South Africa is set to face a bitumen shortage in the first half of 2013 as three oil refineries close, with knock-on effects to the road construction industry expected.
Engen, Caltex, and Sapref are all expected to shut down oil refineries over the five months to the end of May, with bitumen output – which is a by-product of the refining process and a key material used for road construction – set to take a hit.
According to Philip Hechter, chairman of the South African Bitumen Society and Chief Executive Officer of Much Asphalt, the country will suffer a 20 per cent bitumen deficit pursuant to the refinery closures.
“This will put pressure on the system and I guess demand will outstrip supply,” said Hechter, reports the Independent Online.
However, any supply shortfall may be countered in part by import of the product – also known as asphalt – and the deficit will not cause the level of problems experienced in South Africa in 2011 when extensive bitumen shortages disrupted the country’s construction sector significantly stopping road rehabilitation efforts and sending some companies out of business entirely.

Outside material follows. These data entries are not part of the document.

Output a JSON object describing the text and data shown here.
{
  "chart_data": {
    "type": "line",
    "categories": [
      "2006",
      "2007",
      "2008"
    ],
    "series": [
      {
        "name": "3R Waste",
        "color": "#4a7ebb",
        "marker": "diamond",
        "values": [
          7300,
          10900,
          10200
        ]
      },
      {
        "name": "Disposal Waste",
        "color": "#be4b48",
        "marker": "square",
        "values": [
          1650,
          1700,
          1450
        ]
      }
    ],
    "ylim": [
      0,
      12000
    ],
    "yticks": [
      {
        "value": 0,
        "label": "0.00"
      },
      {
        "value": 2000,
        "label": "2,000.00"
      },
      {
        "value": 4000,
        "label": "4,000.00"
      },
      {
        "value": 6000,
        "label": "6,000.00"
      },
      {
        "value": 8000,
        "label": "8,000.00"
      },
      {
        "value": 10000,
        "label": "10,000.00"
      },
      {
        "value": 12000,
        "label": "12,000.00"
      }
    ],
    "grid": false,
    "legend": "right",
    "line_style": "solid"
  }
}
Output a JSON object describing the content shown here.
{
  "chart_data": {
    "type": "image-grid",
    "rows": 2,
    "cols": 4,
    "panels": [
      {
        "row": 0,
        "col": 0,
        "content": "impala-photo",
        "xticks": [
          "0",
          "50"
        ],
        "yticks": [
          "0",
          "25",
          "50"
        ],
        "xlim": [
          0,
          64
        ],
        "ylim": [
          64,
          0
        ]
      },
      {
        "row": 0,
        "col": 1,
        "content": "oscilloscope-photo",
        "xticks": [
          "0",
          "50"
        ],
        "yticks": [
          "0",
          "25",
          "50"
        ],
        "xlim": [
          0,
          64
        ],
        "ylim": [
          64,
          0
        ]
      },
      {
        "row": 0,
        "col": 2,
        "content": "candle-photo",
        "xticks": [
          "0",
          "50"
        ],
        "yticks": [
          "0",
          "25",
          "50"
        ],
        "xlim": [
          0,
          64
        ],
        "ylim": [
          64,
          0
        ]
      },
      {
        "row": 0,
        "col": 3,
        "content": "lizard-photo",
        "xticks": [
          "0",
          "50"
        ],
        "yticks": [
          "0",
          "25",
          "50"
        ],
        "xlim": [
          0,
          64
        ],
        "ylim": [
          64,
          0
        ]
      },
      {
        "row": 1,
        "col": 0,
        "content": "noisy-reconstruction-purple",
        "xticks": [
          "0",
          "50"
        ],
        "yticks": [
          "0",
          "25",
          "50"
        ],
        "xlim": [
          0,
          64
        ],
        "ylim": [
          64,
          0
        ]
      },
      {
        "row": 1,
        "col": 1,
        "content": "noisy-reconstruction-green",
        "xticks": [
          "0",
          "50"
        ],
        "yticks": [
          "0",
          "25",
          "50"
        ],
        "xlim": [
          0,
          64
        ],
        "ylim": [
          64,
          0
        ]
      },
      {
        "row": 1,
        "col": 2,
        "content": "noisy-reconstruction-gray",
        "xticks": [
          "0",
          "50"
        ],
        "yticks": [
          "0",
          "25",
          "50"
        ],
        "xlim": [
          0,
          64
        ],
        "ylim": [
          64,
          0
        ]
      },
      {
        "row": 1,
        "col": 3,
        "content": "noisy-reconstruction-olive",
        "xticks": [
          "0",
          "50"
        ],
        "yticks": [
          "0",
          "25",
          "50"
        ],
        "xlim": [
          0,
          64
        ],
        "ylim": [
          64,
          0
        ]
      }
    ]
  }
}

Hechter says that in 2011: ““we were caught with our pants down”, and that this time around the country and industry players will be better prepared to counteract the shortage through imports and stock-piling of the material.
“There will still be pressure on the system but it [the shortage] will be better managed,” concludes Hechter.
Imports will answer between 10 and 15 percent of the demand deficit, thus leaving only approximately a 5 to 7 percent shortfall, according to Hechter.
Much Asphalt has already put in place plans to import bitumen stock, with a shipment set to arrive next months with later shipments expected within the following month.
However, a financial squeeze will still be felt by players importing bitumen in order to remain operational, as the imported product carries a 1,500 Rand ($ 168.7) per tonne premium as compared to locally sourced material prices.